2 Comments (+add yours?)

  1. smithlaurel
    Aug 29, 2010 @ 16:13:53

    3 comments I’m bringing over from blogspot (posted after my last import):

    Tracy Crowe Jones said…
    Mark Bittman, cook and author of the cookbook How to Cook Everything has a new book out on sustainable eating. It’s called Food Matters. You might want to check it out from the library. The first part is more of a book book and the second part are recipes.

    P.S. I’ve missed you bunches. My life has been so excessively crazy, but I see a light at the end of this very long maze.
    8/23/2010 4:06 PM

    Laurel said…
    Thanks for the recommendation. It sounds very interesting and I’ve already gotten myself on the reserve list at the library.

    I miss you, too! I hope we can get together soon. I considered a last minute dash to come to the Locust Day festivities, but we’re still fighting this virus and are continuing to quarantine ourselves. 🙂
    8/23/2010 7:20 PM

    Laurie said…
    Sweet Laurel-
    You wrote of specific dreams/goals/desires etc. that I’m rejoicing in for your family! They are similar to ones I’d held for so long- then when they were becoming real I had to let go. We moved out to 45 acres (finally) to be more “self-sustaining” and in the first year there, I was on a hill doing some landscape work and thought the Kansas winds were messing with my balance and strength! Later, more strange symptoms, a friend mentioning a likeness to her sister’s MS, a book checked out and read noting symptoms that I could check-mark as having, led to appointments with a few doctors and a diagnosis of MS!

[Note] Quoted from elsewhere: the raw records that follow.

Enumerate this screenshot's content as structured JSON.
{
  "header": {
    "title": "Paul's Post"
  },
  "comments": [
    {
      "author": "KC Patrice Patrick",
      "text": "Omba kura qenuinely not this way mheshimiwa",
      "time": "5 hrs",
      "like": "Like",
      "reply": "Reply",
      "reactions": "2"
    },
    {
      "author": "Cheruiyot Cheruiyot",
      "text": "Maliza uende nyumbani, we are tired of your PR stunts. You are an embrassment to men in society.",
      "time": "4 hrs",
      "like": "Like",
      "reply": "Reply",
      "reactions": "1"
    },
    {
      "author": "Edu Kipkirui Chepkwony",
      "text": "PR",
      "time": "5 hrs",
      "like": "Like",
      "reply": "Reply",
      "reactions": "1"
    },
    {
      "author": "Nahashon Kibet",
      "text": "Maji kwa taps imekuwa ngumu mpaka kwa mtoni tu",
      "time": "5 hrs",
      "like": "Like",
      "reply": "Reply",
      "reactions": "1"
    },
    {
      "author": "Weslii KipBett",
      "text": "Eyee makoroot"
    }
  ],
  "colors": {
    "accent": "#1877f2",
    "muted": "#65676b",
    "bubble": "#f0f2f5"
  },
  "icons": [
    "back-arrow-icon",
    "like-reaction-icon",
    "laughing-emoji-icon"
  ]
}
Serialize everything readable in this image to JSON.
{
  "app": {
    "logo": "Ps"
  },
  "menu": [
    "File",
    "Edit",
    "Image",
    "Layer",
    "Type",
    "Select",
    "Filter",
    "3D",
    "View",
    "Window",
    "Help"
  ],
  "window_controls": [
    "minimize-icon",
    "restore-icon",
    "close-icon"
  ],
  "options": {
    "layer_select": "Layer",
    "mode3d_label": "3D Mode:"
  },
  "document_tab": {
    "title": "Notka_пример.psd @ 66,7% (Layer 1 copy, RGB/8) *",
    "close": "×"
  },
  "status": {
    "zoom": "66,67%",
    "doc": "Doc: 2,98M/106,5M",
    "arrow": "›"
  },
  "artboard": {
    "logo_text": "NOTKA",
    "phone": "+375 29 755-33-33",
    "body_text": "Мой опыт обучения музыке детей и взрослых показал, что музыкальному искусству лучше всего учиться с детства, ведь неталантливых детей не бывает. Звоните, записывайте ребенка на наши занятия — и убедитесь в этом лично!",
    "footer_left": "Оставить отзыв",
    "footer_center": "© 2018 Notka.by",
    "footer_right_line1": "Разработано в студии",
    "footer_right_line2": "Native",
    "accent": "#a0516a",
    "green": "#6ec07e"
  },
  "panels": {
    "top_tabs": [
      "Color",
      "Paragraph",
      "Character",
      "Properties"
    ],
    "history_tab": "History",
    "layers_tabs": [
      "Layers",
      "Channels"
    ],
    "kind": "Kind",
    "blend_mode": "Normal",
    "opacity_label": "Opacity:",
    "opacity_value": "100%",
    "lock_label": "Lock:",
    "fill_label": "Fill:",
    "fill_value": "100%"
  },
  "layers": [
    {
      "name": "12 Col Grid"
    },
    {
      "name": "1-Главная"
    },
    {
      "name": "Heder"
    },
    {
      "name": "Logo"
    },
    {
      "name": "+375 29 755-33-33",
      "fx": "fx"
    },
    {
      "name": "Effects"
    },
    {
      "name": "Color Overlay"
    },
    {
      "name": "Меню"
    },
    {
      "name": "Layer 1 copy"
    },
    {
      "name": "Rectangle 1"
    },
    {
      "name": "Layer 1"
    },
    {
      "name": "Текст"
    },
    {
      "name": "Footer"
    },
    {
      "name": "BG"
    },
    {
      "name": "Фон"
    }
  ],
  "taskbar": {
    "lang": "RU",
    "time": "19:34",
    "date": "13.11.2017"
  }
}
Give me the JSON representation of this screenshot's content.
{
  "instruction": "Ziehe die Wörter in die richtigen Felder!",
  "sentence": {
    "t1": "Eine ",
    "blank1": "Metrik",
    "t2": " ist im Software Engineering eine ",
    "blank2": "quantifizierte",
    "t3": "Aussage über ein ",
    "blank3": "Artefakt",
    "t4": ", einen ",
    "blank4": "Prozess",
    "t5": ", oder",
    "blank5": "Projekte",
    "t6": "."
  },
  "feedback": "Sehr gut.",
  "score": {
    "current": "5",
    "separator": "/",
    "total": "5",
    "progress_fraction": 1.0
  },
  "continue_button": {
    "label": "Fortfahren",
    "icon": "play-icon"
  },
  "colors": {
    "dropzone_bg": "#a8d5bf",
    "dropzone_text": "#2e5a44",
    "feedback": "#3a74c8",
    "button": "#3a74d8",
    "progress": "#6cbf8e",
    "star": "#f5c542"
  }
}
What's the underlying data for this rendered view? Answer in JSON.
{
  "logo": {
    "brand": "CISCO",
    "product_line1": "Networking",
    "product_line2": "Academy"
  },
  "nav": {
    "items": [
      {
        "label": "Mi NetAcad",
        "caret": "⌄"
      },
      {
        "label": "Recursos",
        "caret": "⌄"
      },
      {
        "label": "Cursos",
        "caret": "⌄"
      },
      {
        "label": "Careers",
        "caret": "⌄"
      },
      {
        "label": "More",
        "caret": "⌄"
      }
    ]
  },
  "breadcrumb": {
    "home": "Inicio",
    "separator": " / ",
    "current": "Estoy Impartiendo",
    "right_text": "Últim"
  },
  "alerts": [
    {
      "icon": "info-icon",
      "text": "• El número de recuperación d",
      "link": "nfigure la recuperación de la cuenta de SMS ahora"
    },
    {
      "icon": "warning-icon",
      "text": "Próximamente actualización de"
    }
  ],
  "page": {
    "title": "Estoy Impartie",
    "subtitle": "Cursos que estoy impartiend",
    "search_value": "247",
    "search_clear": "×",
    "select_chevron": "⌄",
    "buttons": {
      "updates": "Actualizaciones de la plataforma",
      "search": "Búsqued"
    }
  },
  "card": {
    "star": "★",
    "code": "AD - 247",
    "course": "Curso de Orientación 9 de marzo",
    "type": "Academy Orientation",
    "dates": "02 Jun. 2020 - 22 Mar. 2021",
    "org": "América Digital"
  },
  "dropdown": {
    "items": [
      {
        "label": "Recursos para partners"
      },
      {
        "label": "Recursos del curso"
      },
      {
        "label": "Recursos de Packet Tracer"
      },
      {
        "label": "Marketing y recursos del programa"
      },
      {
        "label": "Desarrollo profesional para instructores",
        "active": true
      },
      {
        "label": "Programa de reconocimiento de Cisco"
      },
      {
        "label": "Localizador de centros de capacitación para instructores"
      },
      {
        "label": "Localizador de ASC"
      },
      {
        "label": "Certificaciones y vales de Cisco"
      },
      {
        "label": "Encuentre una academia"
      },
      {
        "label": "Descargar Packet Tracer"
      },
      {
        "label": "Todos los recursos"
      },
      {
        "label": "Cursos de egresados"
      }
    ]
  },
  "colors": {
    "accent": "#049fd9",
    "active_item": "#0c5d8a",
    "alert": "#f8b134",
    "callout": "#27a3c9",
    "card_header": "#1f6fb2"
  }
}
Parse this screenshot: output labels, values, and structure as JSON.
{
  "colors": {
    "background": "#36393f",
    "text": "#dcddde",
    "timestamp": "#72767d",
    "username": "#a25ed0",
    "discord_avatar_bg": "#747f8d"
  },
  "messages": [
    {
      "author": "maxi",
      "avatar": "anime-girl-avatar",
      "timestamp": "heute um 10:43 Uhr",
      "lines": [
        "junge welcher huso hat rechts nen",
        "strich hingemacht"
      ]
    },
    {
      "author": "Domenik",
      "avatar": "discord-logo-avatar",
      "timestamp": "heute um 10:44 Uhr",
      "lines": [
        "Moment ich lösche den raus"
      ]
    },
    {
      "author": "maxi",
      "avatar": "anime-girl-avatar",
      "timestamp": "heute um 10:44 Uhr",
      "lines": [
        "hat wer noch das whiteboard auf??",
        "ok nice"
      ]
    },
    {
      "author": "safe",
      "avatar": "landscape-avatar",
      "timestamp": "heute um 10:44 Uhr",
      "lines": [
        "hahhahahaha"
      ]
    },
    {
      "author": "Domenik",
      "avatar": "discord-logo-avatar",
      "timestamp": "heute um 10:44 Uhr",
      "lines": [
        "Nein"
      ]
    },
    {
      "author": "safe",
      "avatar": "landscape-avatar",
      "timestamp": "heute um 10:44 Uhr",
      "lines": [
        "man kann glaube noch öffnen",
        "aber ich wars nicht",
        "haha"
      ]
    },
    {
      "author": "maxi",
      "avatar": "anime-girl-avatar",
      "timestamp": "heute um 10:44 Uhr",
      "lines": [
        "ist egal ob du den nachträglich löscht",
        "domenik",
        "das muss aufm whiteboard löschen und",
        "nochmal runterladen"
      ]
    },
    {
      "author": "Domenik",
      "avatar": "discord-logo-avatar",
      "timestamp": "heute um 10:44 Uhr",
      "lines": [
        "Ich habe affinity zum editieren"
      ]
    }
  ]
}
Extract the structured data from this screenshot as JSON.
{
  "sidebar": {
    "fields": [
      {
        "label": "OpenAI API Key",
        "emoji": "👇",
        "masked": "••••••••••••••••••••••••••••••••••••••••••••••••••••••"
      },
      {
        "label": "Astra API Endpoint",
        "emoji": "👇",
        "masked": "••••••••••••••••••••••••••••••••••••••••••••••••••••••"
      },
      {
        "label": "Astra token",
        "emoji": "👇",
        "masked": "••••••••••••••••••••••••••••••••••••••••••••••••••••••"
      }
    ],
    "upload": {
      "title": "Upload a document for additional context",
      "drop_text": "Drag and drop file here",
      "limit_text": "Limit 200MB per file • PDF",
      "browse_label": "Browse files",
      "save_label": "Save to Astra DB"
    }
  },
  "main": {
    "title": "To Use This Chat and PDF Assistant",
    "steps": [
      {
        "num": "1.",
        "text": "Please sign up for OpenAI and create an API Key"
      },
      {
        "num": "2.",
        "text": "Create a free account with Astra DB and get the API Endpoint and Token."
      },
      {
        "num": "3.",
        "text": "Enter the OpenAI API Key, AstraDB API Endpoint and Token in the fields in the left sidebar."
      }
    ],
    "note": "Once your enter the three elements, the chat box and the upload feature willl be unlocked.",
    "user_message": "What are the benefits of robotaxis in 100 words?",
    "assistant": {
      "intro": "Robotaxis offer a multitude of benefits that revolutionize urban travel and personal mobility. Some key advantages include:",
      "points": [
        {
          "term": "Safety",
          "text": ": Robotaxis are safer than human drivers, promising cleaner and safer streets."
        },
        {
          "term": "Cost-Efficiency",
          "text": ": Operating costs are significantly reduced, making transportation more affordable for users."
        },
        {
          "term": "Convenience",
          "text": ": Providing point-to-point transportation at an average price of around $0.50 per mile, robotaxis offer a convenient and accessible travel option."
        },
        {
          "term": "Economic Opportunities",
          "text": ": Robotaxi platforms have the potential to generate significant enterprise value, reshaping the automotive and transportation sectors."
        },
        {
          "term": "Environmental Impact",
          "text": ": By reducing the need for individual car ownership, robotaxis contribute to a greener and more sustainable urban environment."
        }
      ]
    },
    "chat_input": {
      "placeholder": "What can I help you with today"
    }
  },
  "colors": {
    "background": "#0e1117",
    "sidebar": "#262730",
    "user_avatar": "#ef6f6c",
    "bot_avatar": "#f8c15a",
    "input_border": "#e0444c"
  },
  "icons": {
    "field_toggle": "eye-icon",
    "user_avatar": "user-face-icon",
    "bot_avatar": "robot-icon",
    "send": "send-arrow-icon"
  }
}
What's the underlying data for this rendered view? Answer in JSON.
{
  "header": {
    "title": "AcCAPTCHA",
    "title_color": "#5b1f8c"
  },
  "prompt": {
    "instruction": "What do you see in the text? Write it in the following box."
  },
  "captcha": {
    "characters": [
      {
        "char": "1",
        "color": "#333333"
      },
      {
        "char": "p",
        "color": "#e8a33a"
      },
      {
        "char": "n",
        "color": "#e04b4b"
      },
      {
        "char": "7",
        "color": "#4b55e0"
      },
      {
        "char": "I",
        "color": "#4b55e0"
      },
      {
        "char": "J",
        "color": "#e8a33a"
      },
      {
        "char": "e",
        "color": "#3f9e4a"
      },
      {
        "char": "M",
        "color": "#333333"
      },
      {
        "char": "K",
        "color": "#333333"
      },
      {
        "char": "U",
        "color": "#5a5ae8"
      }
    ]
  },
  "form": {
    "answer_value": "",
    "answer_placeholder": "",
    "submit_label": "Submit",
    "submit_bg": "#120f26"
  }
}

    The mind of man plans his way,
    But the LORD directs his steps. Proverbs 16:9

    Oh the bitter and disappointed tears I have shed at the death of MY dream!
    Pre-multiple sclerosis, I’d have been right with you! Things are different now…. This “ giving up the agrarian dream and ideal” is part of the grief I’ve experienced and at times it has been difficult to swallow.
    We built a one-level more handicap accessible home in town and moved away from the hilly 45 acres with the unbuilt, but planned and imagined barn on the north, backed into a protective hedge and opening to the shaded south toward the pond. The garden would have been closer to the house on the east, close to the garden shed I’d also built in my dreams. Everything close at hand: Shovels, spades, hoes, a place for rich potting soil and a place to start seeds. Mike thought a small greenhouse would be just the thing. I imagined trails through the property and as we explored I figured the best courses taken over and over would help decide the paths. I looked for the right tree envisioning a tree house project for hoped-for future grandchildren. Steps were built from the deck to the walk-out basement where the garden would be, steps that toward the end of our time there, I could not safely use. The hikes in the pasture were gone too. (Now my own steps are sometimes truly like “baby steps” as I falter or fall!)
    I don’t want pity! It is what it is in God’s hands for His glory and my good! I’m rejoicing with you and can celebrate these things without taking part full-scale! I simply wanted to share a perspective and say, “Praise God for His good gifts!”
    You ask good questions and bring up concerns that call for faith and balance.
    Press on in God-sustaining mercy and grace!
    I simply enjoy your family’s adventures! Blessings!
    8/27/2010 1:38 PM


  2. smithlaurel
    Aug 29, 2010 @ 16:19:15

    Oh Laurie,
    Thank you for being willing to share some of your journey. His plans are so often not our plans, often heart-breakingly so. But He is good and His love endures forever. Thank you for your open heart.